Lock 4 Canal Park
The Ohio and Eerie Canals were completed in 1832 and established a major transportation route that for a while brought great economic and social growth for the cities that were located along the over 300 miles that the route encompassed. The canal system was built by mostly Irish immigrants and some of them to this day have not left their place of employment. Their job was quite dangerous and very grueling. They wold work for over 12 hours a day, and they were given poor shacks to sleep in with a horrible lack of quality and quantity of food. There were several labor uprisings as a result of this treatment, as well as internal fights among the workers.
The local law enforcement attributed 90 percent of homicides along the canal to drunken fights between the workers. Countless men died from diseases such as malaria and acute diarrhea. When these men died their bodies were buried in mass graves, or sometimes simply shallow unmarked graves along the canal. Along the route of Cleveland to Columbus, there are many tales of ghostly encounters between these workers.
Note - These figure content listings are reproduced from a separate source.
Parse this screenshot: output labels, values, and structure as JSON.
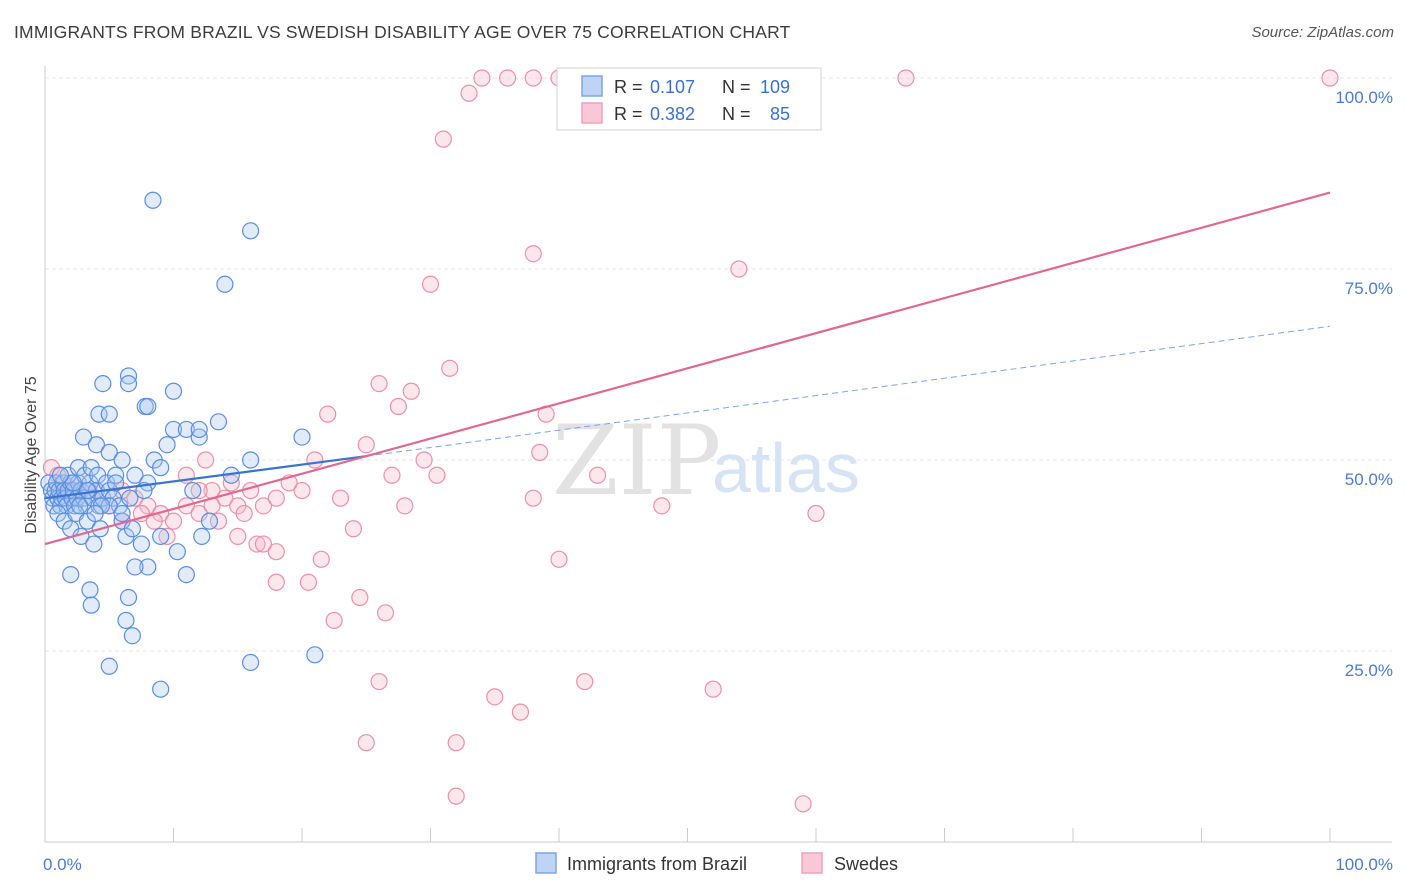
{
  "title": "IMMIGRANTS FROM BRAZIL VS SWEDISH DISABILITY AGE OVER 75 CORRELATION CHART",
  "source": "Source: ZipAtlas.com",
  "watermark": {
    "zip": "ZIP",
    "atlas": "atlas"
  },
  "legend": {
    "rows": [
      {
        "r_label": "R =",
        "r_value": "0.107",
        "n_label": "N =",
        "n_value": "109",
        "color": "#6f9fe3"
      },
      {
        "r_label": "R =",
        "r_value": "0.382",
        "n_label": "N =",
        "n_value": "85",
        "color": "#ec8fab"
      }
    ]
  },
  "bottom_legend": [
    {
      "label": "Immigrants from Brazil",
      "color": "#6f9fe3"
    },
    {
      "label": "Swedes",
      "color": "#ec8fab"
    }
  ],
  "chart_data": {
    "type": "scatter",
    "xlabel": "",
    "ylabel": "Disability Age Over 75",
    "xlim": [
      0,
      100
    ],
    "ylim": [
      0,
      100
    ],
    "x_tick_labels": [
      "0.0%",
      "100.0%"
    ],
    "y_tick_labels": [
      {
        "value": 25,
        "label": "25.0%"
      },
      {
        "value": 50,
        "label": "50.0%"
      },
      {
        "value": 75,
        "label": "75.0%"
      },
      {
        "value": 100,
        "label": "100.0%"
      }
    ],
    "series": [
      {
        "name": "Immigrants from Brazil",
        "color": "#6f9fe3",
        "trend": {
          "x0": 0,
          "y0": 45,
          "x1": 25,
          "y1": 50.5,
          "dash_x1": 100,
          "dash_y1": 67.5
        },
        "points": [
          [
            0.3,
            47
          ],
          [
            0.5,
            46
          ],
          [
            0.6,
            45
          ],
          [
            0.7,
            44
          ],
          [
            0.8,
            46
          ],
          [
            0.9,
            47
          ],
          [
            1.0,
            45
          ],
          [
            1.1,
            46
          ],
          [
            1.2,
            44
          ],
          [
            1.3,
            45
          ],
          [
            1.4,
            47
          ],
          [
            1.5,
            46
          ],
          [
            1.6,
            45
          ],
          [
            1.7,
            44
          ],
          [
            1.8,
            46
          ],
          [
            2.0,
            47
          ],
          [
            2.1,
            45
          ],
          [
            2.2,
            46
          ],
          [
            2.3,
            44
          ],
          [
            2.5,
            45
          ],
          [
            2.6,
            47
          ],
          [
            2.8,
            46
          ],
          [
            3.0,
            45
          ],
          [
            3.2,
            44
          ],
          [
            3.4,
            46
          ],
          [
            3.5,
            47
          ],
          [
            3.7,
            45
          ],
          [
            4.0,
            46
          ],
          [
            4.2,
            44
          ],
          [
            4.5,
            45
          ],
          [
            1.0,
            43
          ],
          [
            1.5,
            42
          ],
          [
            2.0,
            41
          ],
          [
            2.4,
            43
          ],
          [
            2.8,
            40
          ],
          [
            3.3,
            42
          ],
          [
            3.8,
            39
          ],
          [
            4.3,
            41
          ],
          [
            1.8,
            48
          ],
          [
            2.6,
            49
          ],
          [
            3.1,
            48
          ],
          [
            3.6,
            49
          ],
          [
            4.1,
            48
          ],
          [
            4.8,
            47
          ],
          [
            5.0,
            46
          ],
          [
            5.3,
            45
          ],
          [
            5.5,
            48
          ],
          [
            5.8,
            44
          ],
          [
            6.0,
            42
          ],
          [
            6.3,
            40
          ],
          [
            3.0,
            53
          ],
          [
            4.0,
            52
          ],
          [
            5.0,
            51
          ],
          [
            6.0,
            50
          ],
          [
            7.0,
            48
          ],
          [
            8.0,
            47
          ],
          [
            8.5,
            50
          ],
          [
            9.0,
            49
          ],
          [
            9.5,
            52
          ],
          [
            10.0,
            54
          ],
          [
            4.2,
            56
          ],
          [
            5.0,
            56
          ],
          [
            6.5,
            61
          ],
          [
            7.8,
            57
          ],
          [
            10.0,
            59
          ],
          [
            11.0,
            54
          ],
          [
            12.0,
            53
          ],
          [
            13.5,
            55
          ],
          [
            14.5,
            48
          ],
          [
            16.0,
            50
          ],
          [
            5.0,
            44
          ],
          [
            6.0,
            43
          ],
          [
            6.8,
            41
          ],
          [
            7.5,
            39
          ],
          [
            8.0,
            36
          ],
          [
            9.0,
            40
          ],
          [
            10.3,
            38
          ],
          [
            11.5,
            46
          ],
          [
            12.2,
            40
          ],
          [
            12.8,
            42
          ],
          [
            2.0,
            35
          ],
          [
            3.5,
            33
          ],
          [
            3.6,
            31
          ],
          [
            6.5,
            32
          ],
          [
            6.3,
            29
          ],
          [
            6.8,
            27
          ],
          [
            7.0,
            36
          ],
          [
            5.0,
            23
          ],
          [
            9.0,
            20
          ],
          [
            11.0,
            35
          ],
          [
            16.0,
            23.5
          ],
          [
            21.0,
            24.5
          ],
          [
            14.0,
            73
          ],
          [
            16.0,
            80
          ],
          [
            8.4,
            84
          ],
          [
            4.5,
            60
          ],
          [
            6.5,
            60
          ],
          [
            8.0,
            57
          ],
          [
            12.0,
            54
          ],
          [
            20.0,
            53
          ],
          [
            2.2,
            47
          ],
          [
            3.3,
            46
          ],
          [
            4.4,
            44
          ],
          [
            5.5,
            47
          ],
          [
            6.6,
            45
          ],
          [
            7.7,
            46
          ],
          [
            1.2,
            48
          ],
          [
            2.7,
            44
          ],
          [
            3.9,
            43
          ]
        ]
      },
      {
        "name": "Swedes",
        "color": "#ec8fab",
        "trend": {
          "x0": 0,
          "y0": 39,
          "x1": 100,
          "y1": 85
        },
        "points": [
          [
            0.5,
            49
          ],
          [
            1.0,
            48
          ],
          [
            1.5,
            47
          ],
          [
            2.0,
            46
          ],
          [
            3.0,
            45
          ],
          [
            4.0,
            46
          ],
          [
            5.0,
            44
          ],
          [
            6.0,
            46
          ],
          [
            7.0,
            45
          ],
          [
            8.0,
            44
          ],
          [
            9.0,
            43
          ],
          [
            10.0,
            42
          ],
          [
            11.0,
            44
          ],
          [
            12.0,
            43
          ],
          [
            13.0,
            46
          ],
          [
            14.0,
            45
          ],
          [
            15.0,
            44
          ],
          [
            16.0,
            46
          ],
          [
            17.0,
            44
          ],
          [
            18.0,
            45
          ],
          [
            6.0,
            42
          ],
          [
            7.5,
            43
          ],
          [
            8.5,
            42
          ],
          [
            9.5,
            40
          ],
          [
            11.0,
            48
          ],
          [
            12.5,
            50
          ],
          [
            13.5,
            42
          ],
          [
            15.0,
            40
          ],
          [
            16.5,
            39
          ],
          [
            18.0,
            38
          ],
          [
            19.0,
            47
          ],
          [
            20.0,
            46
          ],
          [
            21.0,
            50
          ],
          [
            22.0,
            56
          ],
          [
            23.0,
            45
          ],
          [
            24.0,
            41
          ],
          [
            25.0,
            52
          ],
          [
            26.0,
            60
          ],
          [
            27.0,
            48
          ],
          [
            28.0,
            44
          ],
          [
            20.5,
            34
          ],
          [
            21.5,
            37
          ],
          [
            22.5,
            29
          ],
          [
            24.5,
            32
          ],
          [
            26.5,
            30
          ],
          [
            27.5,
            57
          ],
          [
            28.5,
            59
          ],
          [
            29.5,
            50
          ],
          [
            30.5,
            48
          ],
          [
            31.5,
            62
          ],
          [
            32.0,
            13
          ],
          [
            35.0,
            19
          ],
          [
            37.0,
            17
          ],
          [
            38.0,
            45
          ],
          [
            39.0,
            56
          ],
          [
            40.0,
            37
          ],
          [
            42.0,
            21
          ],
          [
            43.0,
            48
          ],
          [
            48.0,
            44
          ],
          [
            52.0,
            20
          ],
          [
            33.0,
            98
          ],
          [
            34.0,
            100
          ],
          [
            36.0,
            100
          ],
          [
            38.0,
            100
          ],
          [
            40.0,
            100
          ],
          [
            54.0,
            100
          ],
          [
            56.0,
            100
          ],
          [
            67.0,
            100
          ],
          [
            100.0,
            100
          ],
          [
            31.0,
            92
          ],
          [
            30.0,
            73
          ],
          [
            38.0,
            77
          ],
          [
            54.0,
            75
          ],
          [
            38.5,
            51
          ],
          [
            60.0,
            43
          ],
          [
            32.0,
            6
          ],
          [
            59.0,
            5
          ],
          [
            25.0,
            13
          ],
          [
            26.0,
            21
          ],
          [
            18.0,
            34
          ],
          [
            17.0,
            39
          ],
          [
            15.5,
            43
          ],
          [
            14.5,
            47
          ],
          [
            13.0,
            44
          ],
          [
            12.0,
            46
          ]
        ]
      }
    ]
  }
}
However, Lock 4 is different from all the others, located just south of Canal Fulton. In 1857, the canal manager of Lock 4 learned that the lock was going to be shut down. He was so upset that he was going to lose his job that he went insane, killing workers of the lock and then finally killing himself by pouring acid all over his body. His ghost has been reported there, and his old office carries an ominous and evil presence.